Certains touristes, comme on peut le lire sur le fil des commentaires des réseaux sociaux, se sont plaints qu’on leur avait servi une paella « brulée » ! C’est le revers de la médaille de la mondialisation. On croit déguster une paella à Paris comme à Pékin en croyant à tort la manger comme à Valence. Grave erreur, les entrepreneurs de la bouffe adaptent toujours les plats au goût des consommateurs locaux, il suffit pour s’en convaincre de consulter les menus des restaurants français à l’étranger.
Sans efforts, nous sommes arrivés à bout de la paella mais elle ne laisse plus de place pour un dessert et c’est à regret que nous nous sommes levés de table pour retrouver à la porte de l’établissement le paellero et son épouse, saluant les clients. Nous avons pu l’interroger sur l’évolution de la paella et la progressive disparition des escargots de la recette pour la simple raison qu’ils se font rares suite à l’intensification de l’agriculture.

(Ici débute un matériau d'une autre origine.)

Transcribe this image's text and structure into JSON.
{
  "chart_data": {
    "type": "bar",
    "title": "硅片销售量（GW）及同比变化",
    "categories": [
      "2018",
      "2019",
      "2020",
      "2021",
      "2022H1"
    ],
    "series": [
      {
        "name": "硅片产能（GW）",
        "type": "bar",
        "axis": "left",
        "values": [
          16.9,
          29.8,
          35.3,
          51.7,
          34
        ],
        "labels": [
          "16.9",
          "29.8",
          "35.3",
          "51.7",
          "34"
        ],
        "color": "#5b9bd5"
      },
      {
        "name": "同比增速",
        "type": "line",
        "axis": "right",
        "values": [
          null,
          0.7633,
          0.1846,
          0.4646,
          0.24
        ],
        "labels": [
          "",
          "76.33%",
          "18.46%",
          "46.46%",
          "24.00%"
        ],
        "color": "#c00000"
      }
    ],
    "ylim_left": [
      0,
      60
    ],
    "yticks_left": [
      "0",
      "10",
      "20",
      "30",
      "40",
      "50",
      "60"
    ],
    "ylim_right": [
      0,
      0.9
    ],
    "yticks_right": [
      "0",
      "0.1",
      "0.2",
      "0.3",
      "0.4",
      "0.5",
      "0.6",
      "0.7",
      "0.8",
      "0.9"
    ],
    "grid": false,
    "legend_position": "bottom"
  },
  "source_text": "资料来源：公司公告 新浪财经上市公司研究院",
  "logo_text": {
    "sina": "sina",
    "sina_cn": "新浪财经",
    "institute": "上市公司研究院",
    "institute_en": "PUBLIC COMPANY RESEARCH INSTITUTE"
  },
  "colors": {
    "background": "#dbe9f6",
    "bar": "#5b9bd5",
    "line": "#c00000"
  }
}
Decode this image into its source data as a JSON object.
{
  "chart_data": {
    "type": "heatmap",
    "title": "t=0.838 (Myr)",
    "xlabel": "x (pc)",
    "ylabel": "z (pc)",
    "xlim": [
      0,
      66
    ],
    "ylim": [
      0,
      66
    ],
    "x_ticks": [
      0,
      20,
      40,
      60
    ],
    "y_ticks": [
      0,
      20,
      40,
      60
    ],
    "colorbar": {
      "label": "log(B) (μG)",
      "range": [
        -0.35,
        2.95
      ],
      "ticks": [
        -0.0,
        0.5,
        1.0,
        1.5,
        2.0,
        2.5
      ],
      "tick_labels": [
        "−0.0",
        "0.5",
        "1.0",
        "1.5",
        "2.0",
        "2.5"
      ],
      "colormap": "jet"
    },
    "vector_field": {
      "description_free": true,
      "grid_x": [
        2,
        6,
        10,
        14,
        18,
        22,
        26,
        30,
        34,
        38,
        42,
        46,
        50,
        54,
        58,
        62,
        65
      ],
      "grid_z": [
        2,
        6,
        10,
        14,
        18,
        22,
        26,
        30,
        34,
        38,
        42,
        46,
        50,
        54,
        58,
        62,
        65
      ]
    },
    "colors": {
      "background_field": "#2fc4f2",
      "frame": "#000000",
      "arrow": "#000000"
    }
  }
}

L’Alter est un de ses adresses que l’on doit se partager avec discrétion car on peut toujours craindre qu’un afflux d’ignorants altère la qualité des plats et l’unique esprit de respect de la tradition qui anime cet endroit.
Quand vous réserverez dans cet établissement, réclamez-vous de Mark Bittman et demandez des cuillères en bois. Vous serez doublement bien reçus.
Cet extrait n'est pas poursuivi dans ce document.